L'effet boudin

 

Ma contribution à ce blog, longue série de micro-chapitres jamais loin de souvenirs d’enfance et d’adolescence.

Après le choc d’une première lecture à quatorze ou quinze ans, j’ai relu Kaputt il y a une dizaine d’années et lui ai alors adjoint La Peau, autre grand livre que je n’avais pas lu. Ces dernières semaines, le Journal d’un étranger à Paris de Malaparte, évocation des années 1947-1948 qu’il a passées à Paris, et son Journal secret 1941-1944, qui n’est finalement que le récit de ses missions en Finlande et de sa rédaction de Kaputt, m’ont enchanté.

Une brève recherche ces jours-ci m’a convaincu de lire les traductions de quelques-uns de ses livres publiées aux éditions Les Belles Lettres, que je ne connais pas.

Je me suis également lancé dans la lecture de la biographie de Malaparte de Maurizio Serra, un écrivain que je découvre ; le livre est passionnant et superbement écrit, plein de fines pointes d’humour et de tant de ces phrases qui vous convainquent que vous êtes en compagnie d’un grand écrivain. Le biographe ! pour Malaparte, on le savait déjà.

Voici deux passages de l’introduction qui donnent une bonne idée du style de Maurizio Serra.

Serra évoque Malaparte voyageur et son absence de séjour au Japon, puis conclut :

Une photographie de 1949 qui le montre nu-pieds, affublé d’un maillot de corps et d’un vieux pantalon, dans une attitude qu’on dirait presque de danse rituelle, tandis qu’il empoigne face à la caméra deux larges épées recourbées, est l’hommage le plus saisissant que Malaparte ait consacré sans le savoir à la patrie de ses pairs, Kawabata et Mishima. Comme le samourai qui sait être lui-même dans son contraire, Malaparte, tirant profit jusqu’au bout de ses faiblesses comme de sa force, a préservé la composition de son personnage dans les images où, hirsute, hagard mais une dernière fois triomphant, courtisé par la gent littéraire et les grands de ce monde venus lui rendre hommage en procession derrière le camérier secret du Pape, il s’éteint sous les caméras et les bouquets de fleurs dans un lit de clinique dont il a fait son ultime thébaïde.

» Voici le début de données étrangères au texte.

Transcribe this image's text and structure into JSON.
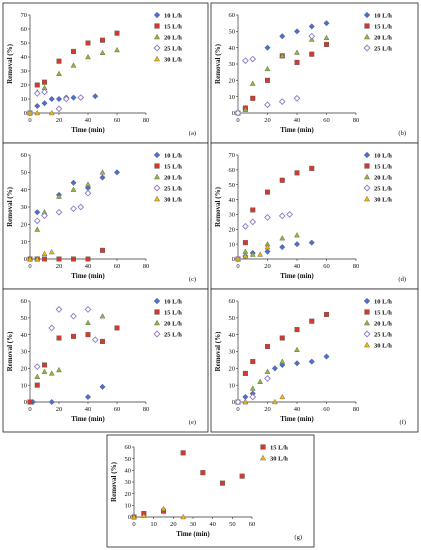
{
  "figure": {
    "colors": {
      "10 L/h": "#4a6fd6",
      "15 L/h": "#d23a2e",
      "20 L/h": "#8fb83a",
      "25 L/h": "#8e7cc3",
      "30 L/h": "#f2b705"
    },
    "markers": {
      "10 L/h": "diamond",
      "15 L/h": "square",
      "20 L/h": "triangle",
      "25 L/h": "diamond-open",
      "30 L/h": "triangle"
    }
  },
  "chart_data": [
    {
      "type": "scatter",
      "panel_label": "(a)",
      "xlabel": "Time (min)",
      "ylabel": "Removal (%)",
      "xlim": [
        0,
        80
      ],
      "ylim": [
        0,
        70
      ],
      "xticks": [
        0,
        20,
        40,
        60,
        80
      ],
      "yticks": [
        0,
        10,
        20,
        30,
        40,
        50,
        60,
        70
      ],
      "legend_position": "right",
      "series": [
        {
          "name": "10 L/h",
          "x": [
            0,
            5,
            10,
            15,
            20,
            25,
            30,
            45
          ],
          "y": [
            0,
            5,
            7,
            10,
            10,
            11,
            11,
            12
          ]
        },
        {
          "name": "15 L/h",
          "x": [
            0,
            5,
            10,
            20,
            30,
            40,
            50,
            60
          ],
          "y": [
            0,
            20,
            22,
            37,
            44,
            50,
            52,
            57
          ]
        },
        {
          "name": "20 L/h",
          "x": [
            0,
            5,
            10,
            20,
            30,
            40,
            50,
            60
          ],
          "y": [
            0,
            15,
            18,
            28,
            34,
            40,
            43,
            45
          ]
        },
        {
          "name": "25 L/h",
          "x": [
            0,
            5,
            10,
            20,
            25,
            35
          ],
          "y": [
            0,
            14,
            15,
            3,
            10,
            11
          ]
        },
        {
          "name": "30 L/h",
          "x": [
            0,
            5,
            15
          ],
          "y": [
            0,
            0,
            0
          ]
        }
      ]
    },
    {
      "type": "scatter",
      "panel_label": "(b)",
      "xlabel": "Time (min)",
      "ylabel": "Removal (%)",
      "xlim": [
        0,
        80
      ],
      "ylim": [
        0,
        60
      ],
      "xticks": [
        0,
        20,
        40,
        60,
        80
      ],
      "yticks": [
        0,
        10,
        20,
        30,
        40,
        50,
        60
      ],
      "legend_position": "right",
      "series": [
        {
          "name": "10 L/h",
          "x": [
            0,
            5,
            10,
            20,
            30,
            40,
            50,
            60
          ],
          "y": [
            0,
            3,
            33,
            40,
            47,
            50,
            53,
            55
          ]
        },
        {
          "name": "15 L/h",
          "x": [
            0,
            5,
            10,
            20,
            30,
            40,
            50,
            60
          ],
          "y": [
            0,
            3,
            9,
            20,
            35,
            31,
            36,
            42
          ]
        },
        {
          "name": "20 L/h",
          "x": [
            0,
            5,
            10,
            20,
            30,
            40,
            50,
            60
          ],
          "y": [
            0,
            2,
            18,
            27,
            35,
            37,
            45,
            46
          ]
        },
        {
          "name": "25 L/h",
          "x": [
            0,
            5,
            10,
            20,
            30,
            40,
            50
          ],
          "y": [
            0,
            32,
            33,
            5,
            7,
            9,
            47
          ]
        }
      ]
    },
    {
      "type": "scatter",
      "panel_label": "(c)",
      "xlabel": "Time (min)",
      "ylabel": "Removal (%)",
      "xlim": [
        0,
        80
      ],
      "ylim": [
        0,
        60
      ],
      "xticks": [
        0,
        20,
        40,
        60,
        80
      ],
      "yticks": [
        0,
        10,
        20,
        30,
        40,
        50,
        60
      ],
      "legend_position": "right",
      "series": [
        {
          "name": "10 L/h",
          "x": [
            5,
            10,
            20,
            30,
            40,
            50,
            60
          ],
          "y": [
            27,
            25,
            37,
            44,
            41,
            47,
            50
          ]
        },
        {
          "name": "15 L/h",
          "x": [
            0,
            5,
            10,
            20,
            30,
            40,
            50
          ],
          "y": [
            0,
            0,
            0,
            0,
            0,
            0,
            5
          ]
        },
        {
          "name": "20 L/h",
          "x": [
            5,
            10,
            20,
            30,
            40,
            50
          ],
          "y": [
            17,
            27,
            36,
            40,
            43,
            50
          ]
        },
        {
          "name": "25 L/h",
          "x": [
            5,
            10,
            20,
            30,
            35,
            40
          ],
          "y": [
            22,
            25,
            27,
            29,
            30,
            38
          ]
        },
        {
          "name": "30 L/h",
          "x": [
            0,
            5,
            10,
            15
          ],
          "y": [
            0,
            0,
            3,
            4
          ]
        }
      ]
    },
    {
      "type": "scatter",
      "panel_label": "(d)",
      "xlabel": "Time (min)",
      "ylabel": "Removal (%)",
      "xlim": [
        0,
        80
      ],
      "ylim": [
        0,
        70
      ],
      "xticks": [
        0,
        20,
        40,
        60,
        80
      ],
      "yticks": [
        0,
        10,
        20,
        30,
        40,
        50,
        60,
        70
      ],
      "legend_position": "right",
      "series": [
        {
          "name": "10 L/h",
          "x": [
            0,
            5,
            10,
            20,
            30,
            40,
            50
          ],
          "y": [
            0,
            2,
            4,
            5,
            8,
            10,
            11
          ]
        },
        {
          "name": "15 L/h",
          "x": [
            0,
            5,
            10,
            20,
            30,
            40,
            50
          ],
          "y": [
            0,
            11,
            33,
            45,
            53,
            58,
            61
          ]
        },
        {
          "name": "20 L/h",
          "x": [
            0,
            5,
            10,
            20,
            30,
            40
          ],
          "y": [
            0,
            5,
            3,
            10,
            14,
            16
          ]
        },
        {
          "name": "25 L/h",
          "x": [
            0,
            5,
            10,
            20,
            30,
            35
          ],
          "y": [
            0,
            22,
            25,
            28,
            29,
            30
          ]
        },
        {
          "name": "30 L/h",
          "x": [
            0,
            5,
            15,
            20
          ],
          "y": [
            0,
            2,
            3,
            8
          ]
        }
      ]
    },
    {
      "type": "scatter",
      "panel_label": "(e)",
      "xlabel": "Time (min)",
      "ylabel": "Removal (%)",
      "xlim": [
        0,
        80
      ],
      "ylim": [
        0,
        60
      ],
      "xticks": [
        0,
        20,
        40,
        60,
        80
      ],
      "yticks": [
        0,
        10,
        20,
        30,
        40,
        50,
        60
      ],
      "legend_position": "right",
      "series": [
        {
          "name": "10 L/h",
          "x": [
            0,
            2,
            15,
            40,
            50
          ],
          "y": [
            0,
            0,
            0,
            3,
            9
          ]
        },
        {
          "name": "15 L/h",
          "x": [
            0,
            5,
            10,
            20,
            30,
            40,
            50,
            60
          ],
          "y": [
            0,
            10,
            22,
            38,
            39,
            40,
            36,
            44
          ]
        },
        {
          "name": "20 L/h",
          "x": [
            5,
            10,
            15,
            20,
            40,
            50
          ],
          "y": [
            15,
            18,
            17,
            19,
            47,
            51
          ]
        },
        {
          "name": "25 L/h",
          "x": [
            5,
            15,
            20,
            30,
            40,
            45
          ],
          "y": [
            21,
            44,
            55,
            51,
            55,
            37
          ]
        }
      ]
    },
    {
      "type": "scatter",
      "panel_label": "(f)",
      "xlabel": "Time (min)",
      "ylabel": "Removal (%)",
      "xlim": [
        0,
        80
      ],
      "ylim": [
        0,
        60
      ],
      "xticks": [
        0,
        20,
        40,
        60,
        80
      ],
      "yticks": [
        0,
        10,
        20,
        30,
        40,
        50,
        60
      ],
      "legend_position": "right",
      "series": [
        {
          "name": "10 L/h",
          "x": [
            0,
            5,
            10,
            20,
            25,
            30,
            40,
            50,
            60
          ],
          "y": [
            0,
            3,
            5,
            14,
            20,
            22,
            23,
            24,
            27
          ]
        },
        {
          "name": "15 L/h",
          "x": [
            0,
            5,
            10,
            20,
            30,
            40,
            50,
            60
          ],
          "y": [
            0,
            17,
            24,
            33,
            38,
            43,
            48,
            52
          ]
        },
        {
          "name": "20 L/h",
          "x": [
            0,
            5,
            10,
            15,
            20,
            30,
            40
          ],
          "y": [
            0,
            0,
            8,
            12,
            18,
            24,
            31
          ]
        },
        {
          "name": "25 L/h",
          "x": [
            0,
            10,
            20
          ],
          "y": [
            0,
            3,
            14
          ]
        },
        {
          "name": "30 L/h",
          "x": [
            5,
            25,
            30
          ],
          "y": [
            0,
            0,
            3
          ]
        }
      ]
    },
    {
      "type": "scatter",
      "panel_label": "(g)",
      "xlabel": "Time (min)",
      "ylabel": "Removal (%)",
      "xlim": [
        0,
        60
      ],
      "ylim": [
        0,
        60
      ],
      "xticks": [
        0,
        10,
        20,
        30,
        40,
        50,
        60
      ],
      "yticks": [
        0,
        10,
        20,
        30,
        40,
        50,
        60
      ],
      "legend_position": "right",
      "series": [
        {
          "name": "15 L/h",
          "x": [
            0,
            5,
            15,
            25,
            35,
            45,
            55
          ],
          "y": [
            0,
            3,
            5,
            55,
            38,
            29,
            35
          ]
        },
        {
          "name": "30 L/h",
          "x": [
            0,
            5,
            15,
            25
          ],
          "y": [
            0,
            1,
            7,
            0
          ]
        }
      ]
    }
  ]
}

Serra cite une lettre de Malaparte qui vante à son interlocuteur l’absence de la moindre bouteille chez lui et le fait que ses pensées n’ont jamais été embrumées par l’alcool. Serra commente :

Éternel cabotin ! À la même époque des témoignages et des photos nous le montrent fumeur de Gauloises et de Gitanes et amateur de champagne. Casa Malaparte, à Capri, sera d’une beauté sévère jusqu’à l’ascétisme, mais sa cave regorgera de grands crus. Peu dépensier, du moins avec son argent, il investit avec parcimonie des revenus souvent considérables dans ses résidences et son mobilier, ce qui ne l’empêchera pas d’arriver à peu près ruiné à la fin de sa vie. Il aime le luxe des palaces et la beauté des couverts, beaucoup plus que le confort des lits ou la diversité des mets, attentif, bien avant la mode, au décompte des calories. En amour, les soins de toilette et l’art des préliminaires lui importent plus que l’assouvissement physique. Il a le culte du corps et de la forme, qu’il poursuit avec la discipline d’un athlète et l’apprêt d’un mannequin. Cet édifice si bien entretenu cédait parfois à quelque chose de mou et d’indécis, quand il s’animait, ce qu’un témoin malveillant appela l’effet « boudin » ou « crème caramel » chez Malaparte.

Je m’en tiens là, il faudrait citer toute cette très belle introduction.